En el Oficio divino, el Domingo de Ramos marca la transición definitiva hacia el Triduo Pascual. Aunque seguimos en tiempo de Cuaresma hasta la Misa de la Cena del Señor en que entraremos en el Santo Triduo Pascual. Los himnos de la liturgia de las horas de este día se centran en el misterio de la cruz y la obediencia del Hijo. Y curiosamente, sin perder el carácter austero propio del tiempo cuaresmal, el Domingo de Ramos de la Pasión del Señor introduce un lenguaje de solemnidad contenida, donde la oración salmódica se entrelaza con la meditación sobre la entrega voluntaria de Cristo. El Oficio de Lectura nos presenta un diálogo entre Profecía y realidad. Por un lado la lectura Bíblica con la Carta a los Hebreos, nos explica el valor del sacrificio de Cristo como el Sumo Sacerdote que entra en el Santuario no con sangre de animales, sino con la suya propia. Mientras que la lectura Patrística nos invita a hacer realidad la Profecía, con ese conocido sermón de San Andrés de Creta. En él, se nos invita a no ofrecer ramos de palma muertos, sino a "alfombrar" el camino de Jesús con nuestras propias vidas, virtudes y humildad, convirtiéndonos nosotros mismos en el camino de su entrada.

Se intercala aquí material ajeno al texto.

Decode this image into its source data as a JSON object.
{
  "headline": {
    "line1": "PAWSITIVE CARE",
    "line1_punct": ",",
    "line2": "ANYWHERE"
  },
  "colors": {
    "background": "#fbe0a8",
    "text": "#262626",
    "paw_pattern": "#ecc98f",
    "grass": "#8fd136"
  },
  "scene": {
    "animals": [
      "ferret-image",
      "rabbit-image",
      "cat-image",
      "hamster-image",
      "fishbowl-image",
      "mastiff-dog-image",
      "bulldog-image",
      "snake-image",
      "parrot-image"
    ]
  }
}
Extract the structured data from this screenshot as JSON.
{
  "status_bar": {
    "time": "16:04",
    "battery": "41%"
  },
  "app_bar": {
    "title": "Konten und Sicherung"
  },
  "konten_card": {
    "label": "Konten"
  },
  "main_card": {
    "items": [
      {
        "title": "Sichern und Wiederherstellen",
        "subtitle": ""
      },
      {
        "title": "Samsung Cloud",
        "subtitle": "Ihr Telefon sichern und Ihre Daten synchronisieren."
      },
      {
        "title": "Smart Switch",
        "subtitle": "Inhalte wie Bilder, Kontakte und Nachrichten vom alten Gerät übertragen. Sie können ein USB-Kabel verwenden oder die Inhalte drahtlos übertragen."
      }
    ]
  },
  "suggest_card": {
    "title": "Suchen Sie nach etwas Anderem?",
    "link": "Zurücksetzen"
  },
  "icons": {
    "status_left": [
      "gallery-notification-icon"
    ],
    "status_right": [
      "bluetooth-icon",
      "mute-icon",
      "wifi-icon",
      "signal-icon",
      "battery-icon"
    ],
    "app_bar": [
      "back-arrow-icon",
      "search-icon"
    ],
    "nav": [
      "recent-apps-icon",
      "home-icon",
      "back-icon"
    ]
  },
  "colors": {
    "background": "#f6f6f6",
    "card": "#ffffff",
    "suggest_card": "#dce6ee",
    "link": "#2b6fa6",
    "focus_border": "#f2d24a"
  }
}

En las Laudes y las Vísperas encontramos el contraste del rey humilde, pues en las Horas Mayores, los himnos y las antífonas subrayan la paradoja de la jornada. Primero en las laudes, el tono es de victoria o triunfo: las antífonas evocan a los niños hebreos que salieron al encuentro del Señor con ramos de olivo, aclamando: "¡Hosanna en las alturas!". Es una oración de bienvenida al Rey. Mientras que en las Vísperas el tono se vuelve más grave y reflexivo. Tras haber celebrado la misa dominical de Ramos en la Pasión, la oración de la tarde de la Iglesia cierra el día mirando ya hacia el Triduo Pascual. Las preces de las vísperas se centran en la capacidad de seguir a Cristo hasta la cruz, para participar de su resurrección. El himno de laudes cuya autoría está atribuida a Enrique Ferreira Ochoa, sintetiza en poquísimas líneas alusiones cuaresmales y del Antiguo Testamento como la esclavitud y la libertad de la pascua judía, también aplicable a nuestro cautiverio bajo el pecado del que Cristo nos libera. Las alusiones a la palmera y al olivo, nos remiten a un pueblo errante bajo el Sol que sueña con un oasis en el que descansar y refrescarse a la sombra de una palmera o un olivo para mitigar el hambre con sus aceitunas. Habla de aire festivo, de esa entrada triunfal, que es en verdad la subida hacia el final donde se va a enramar la victoria definitiva. Los niños enramaban en suelo ante el paso del Señor, que no entró distante ni suntuoso, sino manso y sencillo de corazón. Por ello dice bien que no hay en la historia ni más cercano ni más humilde, con tanto poder tan a mano:
El pueblo que fue cautivo
y que tu mano libera
no encuentra mayor palmera
ni abunda en mejor olivo.
Viene con aire festivo
para enramar tu victoria,
y no te ha visto en su historia,
Dios de Israel, más cercano:
ni tu poder más a mano
ni más humilde tu gloria.
Las Antífonas y el Salterio nos adentran al misterio de la Pascua que vamos a celebrar. En la Liturgia de las Horas de este día, se utiliza el Salterio de la Semana II. Sin embargo, las antífonas son propias y están diseñadas para recontextualizar los salmos. Por una parte, están los salmos de confianza (como el 62 o el 117) que ahora leemos bajo la luz de la confianza absoluta de Jesús en su Padre mientras se encamina al suplicio. Por otro lado, como el Cántico de Daniel en Laudes, se convierte en una invitación a toda la creación para bendecir al Señor que viene a redimirla. Un elemento clave es el responsorio breve, que suele centrarse en la humillación de Cristo (Filipenses 2, 8-9): "Cristo se hizo por nosotros obediente hasta la muerte, y muerte de cruz". La Oración Colecta, que se repite en casi todas las horas, resume el propósito del día: pedir a Dios que, ya que nos dio a Cristo como modelo de humildad, que nos conceda la gracia de aprender las lecciones de su Pasión para participar de su Gloria.